Critics generally regarded the PlayStation version as inferior to the Saturn version, due to the Saturn version having less slowdown and more frames of animation. GamePro cited the game as evidence that the PlayStation could not handle 2D as well as the Saturn, rated the PlayStation version lower than the Saturn version in every category except graphics, and summarized that "Although it's identical to the Saturn version in features ... the PlayStation game loses serious points for its unplayability." The same four EGM reviewers covered the Saturn and PlayStation versions, with each of the four rating the PlayStation version half a point lower than the Saturn version. Gerstmann said the speech samples have better quality in the PlayStation version, but still regarded the Saturn version as "slightly better".
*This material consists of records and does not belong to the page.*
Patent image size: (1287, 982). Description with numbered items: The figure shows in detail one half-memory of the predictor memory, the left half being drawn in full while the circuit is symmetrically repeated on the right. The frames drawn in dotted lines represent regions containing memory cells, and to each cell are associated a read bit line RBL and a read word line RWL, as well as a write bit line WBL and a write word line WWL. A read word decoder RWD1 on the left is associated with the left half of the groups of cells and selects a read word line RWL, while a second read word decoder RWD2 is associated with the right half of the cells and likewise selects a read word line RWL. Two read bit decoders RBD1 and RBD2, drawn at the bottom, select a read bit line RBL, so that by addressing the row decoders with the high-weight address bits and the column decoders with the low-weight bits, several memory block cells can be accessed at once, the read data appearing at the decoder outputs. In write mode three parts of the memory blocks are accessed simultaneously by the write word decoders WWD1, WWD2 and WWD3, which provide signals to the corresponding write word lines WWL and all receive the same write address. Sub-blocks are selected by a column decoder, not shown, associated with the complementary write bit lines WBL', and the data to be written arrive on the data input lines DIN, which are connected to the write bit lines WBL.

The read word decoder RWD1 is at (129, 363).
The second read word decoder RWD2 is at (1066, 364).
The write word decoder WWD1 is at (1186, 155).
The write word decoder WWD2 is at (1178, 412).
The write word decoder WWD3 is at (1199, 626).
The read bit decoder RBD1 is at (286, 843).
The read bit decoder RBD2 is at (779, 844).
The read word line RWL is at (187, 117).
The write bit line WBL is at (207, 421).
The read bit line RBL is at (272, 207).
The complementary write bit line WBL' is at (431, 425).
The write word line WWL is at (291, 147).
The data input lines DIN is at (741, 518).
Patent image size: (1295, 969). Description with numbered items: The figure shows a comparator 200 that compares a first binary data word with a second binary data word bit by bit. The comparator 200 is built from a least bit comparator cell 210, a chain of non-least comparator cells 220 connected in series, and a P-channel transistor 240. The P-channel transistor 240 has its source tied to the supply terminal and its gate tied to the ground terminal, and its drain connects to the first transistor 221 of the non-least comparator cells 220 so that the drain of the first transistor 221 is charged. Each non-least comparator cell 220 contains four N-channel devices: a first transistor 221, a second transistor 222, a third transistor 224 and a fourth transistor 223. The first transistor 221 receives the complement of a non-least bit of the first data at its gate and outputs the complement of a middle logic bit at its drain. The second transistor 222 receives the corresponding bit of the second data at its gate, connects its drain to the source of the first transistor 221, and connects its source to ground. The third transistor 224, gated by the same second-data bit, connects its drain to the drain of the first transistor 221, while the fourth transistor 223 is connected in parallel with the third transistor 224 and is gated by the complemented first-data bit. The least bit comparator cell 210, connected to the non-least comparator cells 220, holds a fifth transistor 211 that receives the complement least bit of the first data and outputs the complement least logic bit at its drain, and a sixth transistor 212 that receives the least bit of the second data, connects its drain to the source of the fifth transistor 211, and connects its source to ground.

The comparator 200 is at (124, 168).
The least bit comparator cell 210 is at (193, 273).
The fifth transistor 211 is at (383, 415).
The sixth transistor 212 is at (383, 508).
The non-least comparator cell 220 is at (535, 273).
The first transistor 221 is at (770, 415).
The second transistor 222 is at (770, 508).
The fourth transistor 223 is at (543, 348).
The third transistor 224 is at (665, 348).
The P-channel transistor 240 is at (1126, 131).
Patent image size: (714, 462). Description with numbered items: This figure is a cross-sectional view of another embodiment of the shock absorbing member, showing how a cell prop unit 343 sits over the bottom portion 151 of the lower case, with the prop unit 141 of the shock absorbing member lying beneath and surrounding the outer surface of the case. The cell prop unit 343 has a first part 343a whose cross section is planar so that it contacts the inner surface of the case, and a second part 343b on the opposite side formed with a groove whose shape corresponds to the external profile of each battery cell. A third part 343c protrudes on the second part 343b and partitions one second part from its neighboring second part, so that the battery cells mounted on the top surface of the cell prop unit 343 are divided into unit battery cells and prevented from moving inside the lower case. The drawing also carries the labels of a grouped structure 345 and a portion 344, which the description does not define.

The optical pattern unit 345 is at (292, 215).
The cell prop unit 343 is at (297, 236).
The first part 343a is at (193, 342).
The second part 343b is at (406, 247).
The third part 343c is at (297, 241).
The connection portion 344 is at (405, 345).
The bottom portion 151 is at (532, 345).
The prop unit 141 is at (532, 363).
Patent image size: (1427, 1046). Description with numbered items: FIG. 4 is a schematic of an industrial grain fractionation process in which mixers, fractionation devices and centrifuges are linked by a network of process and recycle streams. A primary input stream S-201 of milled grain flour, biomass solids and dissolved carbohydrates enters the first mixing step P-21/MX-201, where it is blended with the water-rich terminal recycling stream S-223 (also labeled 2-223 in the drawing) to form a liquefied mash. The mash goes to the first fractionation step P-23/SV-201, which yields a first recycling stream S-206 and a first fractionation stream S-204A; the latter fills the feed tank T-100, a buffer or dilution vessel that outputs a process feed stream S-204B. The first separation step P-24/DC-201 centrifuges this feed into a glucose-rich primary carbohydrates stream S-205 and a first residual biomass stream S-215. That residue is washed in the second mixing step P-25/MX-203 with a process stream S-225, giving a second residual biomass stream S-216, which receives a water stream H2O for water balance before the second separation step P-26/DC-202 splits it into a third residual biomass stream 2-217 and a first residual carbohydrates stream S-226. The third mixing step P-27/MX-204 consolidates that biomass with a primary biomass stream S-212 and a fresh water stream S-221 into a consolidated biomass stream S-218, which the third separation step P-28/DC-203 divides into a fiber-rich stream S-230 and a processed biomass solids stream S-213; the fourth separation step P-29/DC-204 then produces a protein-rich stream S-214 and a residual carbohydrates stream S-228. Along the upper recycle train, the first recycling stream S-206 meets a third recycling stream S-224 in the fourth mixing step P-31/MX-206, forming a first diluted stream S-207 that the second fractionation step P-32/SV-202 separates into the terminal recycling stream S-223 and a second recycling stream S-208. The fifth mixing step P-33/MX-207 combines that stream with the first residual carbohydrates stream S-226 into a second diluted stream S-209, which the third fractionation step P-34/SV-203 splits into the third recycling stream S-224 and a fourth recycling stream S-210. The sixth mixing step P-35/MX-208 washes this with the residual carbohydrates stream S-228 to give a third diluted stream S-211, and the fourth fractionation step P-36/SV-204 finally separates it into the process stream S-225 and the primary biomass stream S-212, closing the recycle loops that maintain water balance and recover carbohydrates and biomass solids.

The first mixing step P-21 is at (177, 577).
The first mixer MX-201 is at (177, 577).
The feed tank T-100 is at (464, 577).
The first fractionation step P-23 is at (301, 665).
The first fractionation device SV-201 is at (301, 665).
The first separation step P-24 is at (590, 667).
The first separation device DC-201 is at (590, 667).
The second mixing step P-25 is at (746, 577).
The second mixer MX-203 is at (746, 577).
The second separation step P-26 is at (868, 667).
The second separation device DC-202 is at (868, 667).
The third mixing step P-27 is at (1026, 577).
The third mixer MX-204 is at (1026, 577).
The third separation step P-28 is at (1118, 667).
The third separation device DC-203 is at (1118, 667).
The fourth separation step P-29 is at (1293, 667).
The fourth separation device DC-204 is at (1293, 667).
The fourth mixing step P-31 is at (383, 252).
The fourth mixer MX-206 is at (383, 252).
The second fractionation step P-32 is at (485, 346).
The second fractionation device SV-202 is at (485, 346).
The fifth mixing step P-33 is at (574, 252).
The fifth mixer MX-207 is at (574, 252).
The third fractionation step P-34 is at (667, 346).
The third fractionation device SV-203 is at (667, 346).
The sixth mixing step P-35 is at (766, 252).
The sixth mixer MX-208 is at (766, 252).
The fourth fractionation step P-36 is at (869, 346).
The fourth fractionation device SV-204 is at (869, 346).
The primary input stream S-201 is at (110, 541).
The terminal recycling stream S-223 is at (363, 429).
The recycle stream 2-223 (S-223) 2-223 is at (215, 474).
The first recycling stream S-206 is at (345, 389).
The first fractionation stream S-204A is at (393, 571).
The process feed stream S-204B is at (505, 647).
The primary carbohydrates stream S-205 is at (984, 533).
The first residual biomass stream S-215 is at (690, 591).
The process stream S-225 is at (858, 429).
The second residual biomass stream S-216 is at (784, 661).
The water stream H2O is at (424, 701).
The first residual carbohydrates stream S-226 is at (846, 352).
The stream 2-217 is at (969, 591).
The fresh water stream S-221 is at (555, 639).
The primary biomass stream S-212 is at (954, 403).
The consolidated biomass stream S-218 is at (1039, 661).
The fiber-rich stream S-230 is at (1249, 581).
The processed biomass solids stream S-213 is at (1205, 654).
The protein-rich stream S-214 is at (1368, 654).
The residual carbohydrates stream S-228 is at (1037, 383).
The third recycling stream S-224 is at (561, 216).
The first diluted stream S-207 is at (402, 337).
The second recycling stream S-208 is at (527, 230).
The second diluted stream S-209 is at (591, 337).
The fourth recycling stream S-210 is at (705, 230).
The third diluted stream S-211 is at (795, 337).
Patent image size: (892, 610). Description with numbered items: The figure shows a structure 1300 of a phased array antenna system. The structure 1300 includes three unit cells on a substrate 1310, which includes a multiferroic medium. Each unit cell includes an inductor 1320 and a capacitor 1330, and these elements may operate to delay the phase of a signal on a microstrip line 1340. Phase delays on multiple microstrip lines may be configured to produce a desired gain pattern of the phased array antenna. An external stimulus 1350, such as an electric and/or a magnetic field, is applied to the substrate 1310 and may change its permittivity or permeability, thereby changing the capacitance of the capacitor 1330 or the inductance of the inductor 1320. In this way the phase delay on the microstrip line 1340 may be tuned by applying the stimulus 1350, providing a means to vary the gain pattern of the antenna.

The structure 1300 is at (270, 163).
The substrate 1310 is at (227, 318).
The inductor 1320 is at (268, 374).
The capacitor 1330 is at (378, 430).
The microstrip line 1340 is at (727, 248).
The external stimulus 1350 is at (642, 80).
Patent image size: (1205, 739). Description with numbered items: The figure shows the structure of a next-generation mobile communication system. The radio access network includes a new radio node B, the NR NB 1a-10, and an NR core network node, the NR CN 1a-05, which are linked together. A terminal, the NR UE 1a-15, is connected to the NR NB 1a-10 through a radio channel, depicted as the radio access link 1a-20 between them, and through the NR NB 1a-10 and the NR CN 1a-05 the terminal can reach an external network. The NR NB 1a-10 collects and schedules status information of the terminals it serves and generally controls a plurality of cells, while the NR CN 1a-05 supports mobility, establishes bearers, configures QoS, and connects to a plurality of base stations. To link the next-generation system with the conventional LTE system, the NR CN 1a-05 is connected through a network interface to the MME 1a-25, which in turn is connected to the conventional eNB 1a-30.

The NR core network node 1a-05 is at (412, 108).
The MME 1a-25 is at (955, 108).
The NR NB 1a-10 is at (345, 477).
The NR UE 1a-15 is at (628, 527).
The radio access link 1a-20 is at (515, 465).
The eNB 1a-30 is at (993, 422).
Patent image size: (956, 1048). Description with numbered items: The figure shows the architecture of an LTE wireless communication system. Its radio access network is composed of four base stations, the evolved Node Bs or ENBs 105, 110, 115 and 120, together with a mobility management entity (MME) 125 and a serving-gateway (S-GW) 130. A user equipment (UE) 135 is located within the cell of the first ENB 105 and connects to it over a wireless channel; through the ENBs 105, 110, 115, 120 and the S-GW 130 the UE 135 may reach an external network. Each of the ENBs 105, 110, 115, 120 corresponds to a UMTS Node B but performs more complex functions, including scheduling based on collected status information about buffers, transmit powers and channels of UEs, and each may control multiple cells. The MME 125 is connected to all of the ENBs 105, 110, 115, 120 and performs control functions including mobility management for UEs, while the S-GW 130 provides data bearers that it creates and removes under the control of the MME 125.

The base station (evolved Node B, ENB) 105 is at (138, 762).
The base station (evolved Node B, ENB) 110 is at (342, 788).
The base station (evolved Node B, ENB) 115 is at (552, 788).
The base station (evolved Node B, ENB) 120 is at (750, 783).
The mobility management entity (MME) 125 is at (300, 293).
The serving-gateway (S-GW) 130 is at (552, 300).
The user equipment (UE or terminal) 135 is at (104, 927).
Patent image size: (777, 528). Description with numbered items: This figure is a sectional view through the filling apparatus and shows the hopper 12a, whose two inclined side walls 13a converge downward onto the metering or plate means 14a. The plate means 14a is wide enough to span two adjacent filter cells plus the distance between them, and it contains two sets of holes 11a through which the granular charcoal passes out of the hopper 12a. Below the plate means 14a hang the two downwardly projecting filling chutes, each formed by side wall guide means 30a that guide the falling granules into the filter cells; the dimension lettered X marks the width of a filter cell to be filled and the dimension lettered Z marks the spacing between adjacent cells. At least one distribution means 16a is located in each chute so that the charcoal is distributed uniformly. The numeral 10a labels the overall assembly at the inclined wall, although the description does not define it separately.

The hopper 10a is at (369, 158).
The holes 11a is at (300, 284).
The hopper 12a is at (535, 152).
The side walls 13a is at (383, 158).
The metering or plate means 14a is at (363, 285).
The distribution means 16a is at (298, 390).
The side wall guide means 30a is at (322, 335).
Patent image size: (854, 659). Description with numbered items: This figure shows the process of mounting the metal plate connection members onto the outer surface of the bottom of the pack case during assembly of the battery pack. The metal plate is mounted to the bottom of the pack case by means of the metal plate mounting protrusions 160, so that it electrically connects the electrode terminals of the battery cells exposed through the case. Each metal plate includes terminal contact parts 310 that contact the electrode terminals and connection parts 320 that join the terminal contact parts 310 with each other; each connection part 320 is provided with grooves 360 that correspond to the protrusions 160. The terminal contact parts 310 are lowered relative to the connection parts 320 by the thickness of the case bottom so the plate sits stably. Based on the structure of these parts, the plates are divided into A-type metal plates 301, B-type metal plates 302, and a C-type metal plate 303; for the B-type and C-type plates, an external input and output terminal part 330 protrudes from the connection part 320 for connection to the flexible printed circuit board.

In 2013, Marvel Super Heroes ranked as the 16th best Marvel video game by Geek Magazine for its "chaotic, yet insanely fun, gameplay." That same year, Rich Knight and Gus Turner of Complex included it on their list of 25 best 2D fighting games of all time, stating that the gem-collecting "mechanic was a big difference-maker for the title and, as a result, the game still feels fresh today."

Aggregate score
| Aggregator | Score |  |  |
| Arcade | PS | Saturn |
| GameRankings |  | 69% (8 reviews) | 77% (5 reviews) |

Review scores
| Publication | Score |  |  |
| Arcade | PS | Saturn |
| Computer and Video Games | 5/5 | 4/5 | 5/5 |
| Edge |  |  | 8/10 |
| Electronic Gaming Monthly |  | 6.5/10, 7/10, 7.5/10, 7.5/10 | 7.5/10, 7/10, 8/10, 8/10 |
| Famitsu |  | 28/40 | 29/40 |
| Game Informer | 9.25/10 |  | 8.75/10 |
| GameFan |  |  | 269/300 |
| GameRevolution |  |  | B |
| GamesMaster |  |  | 90% |
| GameSpot |  | 5.6/10 | 5.8/10 |
| IGN |  | 7/10 |  |
| Next Generation | 3/5 |  | 3/5 |
| Sega Saturn Magazine |  |  | 95% |

==See also==
- Marvel Super Heroes: War of the Gems - A side-scrolling action game produced by Capcom for the Super NES.
- Marvel vs. Capcom: Infinite - Another Capcom fighting game focusing on the Infinity Gems.